1. **Lloyd fidelity:** answer a k-means prompt and verify it mentions scaling, squared Euclidean dissimilarity, centroid optimality, nearest-center assignment, strict reassignment for termination, empty-cluster zero centers, local optimum only, and the chapter running time.
2. **Weighted-majority constants:** answer an online-experts prompt and verify the deterministic theorem uses the chapter penalty parameter, tie rule, prefix guarantee, potential, and constants rather than the randomized regret bound.
3. **Projected-gradient proof:** answer a constrained convex optimization prompt and verify the returned point is the average iterate, the proof uses the distance potential and one-sided projection lemma, and the bound depends on initial distance and gradient norm.

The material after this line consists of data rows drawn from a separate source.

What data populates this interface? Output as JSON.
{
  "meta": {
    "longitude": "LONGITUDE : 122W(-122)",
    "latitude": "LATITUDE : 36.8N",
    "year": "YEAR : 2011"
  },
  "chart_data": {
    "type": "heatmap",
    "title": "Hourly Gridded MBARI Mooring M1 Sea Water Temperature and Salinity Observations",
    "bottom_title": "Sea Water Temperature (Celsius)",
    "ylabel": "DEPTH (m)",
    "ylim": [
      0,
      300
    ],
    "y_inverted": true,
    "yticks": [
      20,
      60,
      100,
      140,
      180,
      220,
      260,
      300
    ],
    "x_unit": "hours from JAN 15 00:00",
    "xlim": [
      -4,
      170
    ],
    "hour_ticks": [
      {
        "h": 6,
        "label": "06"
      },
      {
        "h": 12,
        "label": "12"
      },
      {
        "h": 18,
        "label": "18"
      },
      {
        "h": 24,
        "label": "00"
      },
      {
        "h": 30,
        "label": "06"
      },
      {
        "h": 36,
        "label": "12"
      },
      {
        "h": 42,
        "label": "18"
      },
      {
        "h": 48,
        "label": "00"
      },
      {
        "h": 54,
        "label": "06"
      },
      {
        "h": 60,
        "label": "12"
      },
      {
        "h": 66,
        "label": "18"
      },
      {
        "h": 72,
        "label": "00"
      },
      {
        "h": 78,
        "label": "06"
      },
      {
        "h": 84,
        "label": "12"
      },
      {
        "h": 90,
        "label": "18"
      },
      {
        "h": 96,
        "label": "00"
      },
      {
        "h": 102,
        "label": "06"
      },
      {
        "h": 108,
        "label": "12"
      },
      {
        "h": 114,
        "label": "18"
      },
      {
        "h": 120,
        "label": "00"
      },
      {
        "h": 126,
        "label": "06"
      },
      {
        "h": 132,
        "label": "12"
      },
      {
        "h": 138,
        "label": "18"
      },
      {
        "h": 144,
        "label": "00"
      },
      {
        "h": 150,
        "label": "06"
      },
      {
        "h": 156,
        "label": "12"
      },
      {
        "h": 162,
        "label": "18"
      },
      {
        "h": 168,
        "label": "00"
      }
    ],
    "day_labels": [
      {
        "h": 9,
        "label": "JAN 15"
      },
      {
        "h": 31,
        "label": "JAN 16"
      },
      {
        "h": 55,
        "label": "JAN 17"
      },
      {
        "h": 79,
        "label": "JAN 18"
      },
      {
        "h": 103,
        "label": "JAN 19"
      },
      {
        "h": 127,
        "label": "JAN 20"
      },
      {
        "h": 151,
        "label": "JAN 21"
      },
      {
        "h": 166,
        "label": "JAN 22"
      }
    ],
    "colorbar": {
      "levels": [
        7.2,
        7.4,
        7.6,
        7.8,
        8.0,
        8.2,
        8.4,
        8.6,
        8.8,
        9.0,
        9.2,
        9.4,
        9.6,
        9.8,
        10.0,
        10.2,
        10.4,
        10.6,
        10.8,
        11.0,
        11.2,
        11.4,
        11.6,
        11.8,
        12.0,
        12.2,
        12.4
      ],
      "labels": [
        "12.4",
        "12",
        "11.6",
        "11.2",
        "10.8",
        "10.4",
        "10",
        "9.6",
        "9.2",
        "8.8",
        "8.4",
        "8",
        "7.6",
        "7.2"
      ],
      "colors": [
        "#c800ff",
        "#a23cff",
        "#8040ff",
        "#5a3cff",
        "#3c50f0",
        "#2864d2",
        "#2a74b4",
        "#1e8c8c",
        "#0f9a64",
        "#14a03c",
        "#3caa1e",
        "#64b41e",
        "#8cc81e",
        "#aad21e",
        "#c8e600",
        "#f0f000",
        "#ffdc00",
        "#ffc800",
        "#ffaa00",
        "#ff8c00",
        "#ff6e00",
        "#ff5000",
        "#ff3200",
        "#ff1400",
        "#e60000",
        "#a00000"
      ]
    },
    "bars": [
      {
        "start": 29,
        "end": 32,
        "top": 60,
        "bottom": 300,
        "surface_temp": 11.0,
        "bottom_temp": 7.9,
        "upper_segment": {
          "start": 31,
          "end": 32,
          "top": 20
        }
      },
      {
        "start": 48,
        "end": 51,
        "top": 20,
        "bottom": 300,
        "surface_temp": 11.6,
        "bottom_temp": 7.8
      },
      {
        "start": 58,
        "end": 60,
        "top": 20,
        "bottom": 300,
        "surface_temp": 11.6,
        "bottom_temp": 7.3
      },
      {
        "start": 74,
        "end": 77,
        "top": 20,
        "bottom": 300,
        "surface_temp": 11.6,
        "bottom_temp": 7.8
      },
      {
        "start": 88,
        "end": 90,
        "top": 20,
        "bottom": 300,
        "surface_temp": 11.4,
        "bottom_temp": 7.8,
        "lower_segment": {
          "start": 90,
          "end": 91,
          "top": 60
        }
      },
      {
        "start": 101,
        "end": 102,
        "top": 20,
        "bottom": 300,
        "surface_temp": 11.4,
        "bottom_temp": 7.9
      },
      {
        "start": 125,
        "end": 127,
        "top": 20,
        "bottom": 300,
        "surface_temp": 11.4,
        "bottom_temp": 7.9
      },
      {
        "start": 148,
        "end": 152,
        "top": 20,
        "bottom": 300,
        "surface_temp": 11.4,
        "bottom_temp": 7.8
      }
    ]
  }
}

4. **Linear-regression regularization:** answer a least-squares prompt and verify weights are variables, the intercept appears, gradient cost is stated, and norm-ball projection plus complexity control are included.
5. **Formatting:** scan the answer for formulas in prose, headings, table cells, or inline code spans; move every expression into display blocks.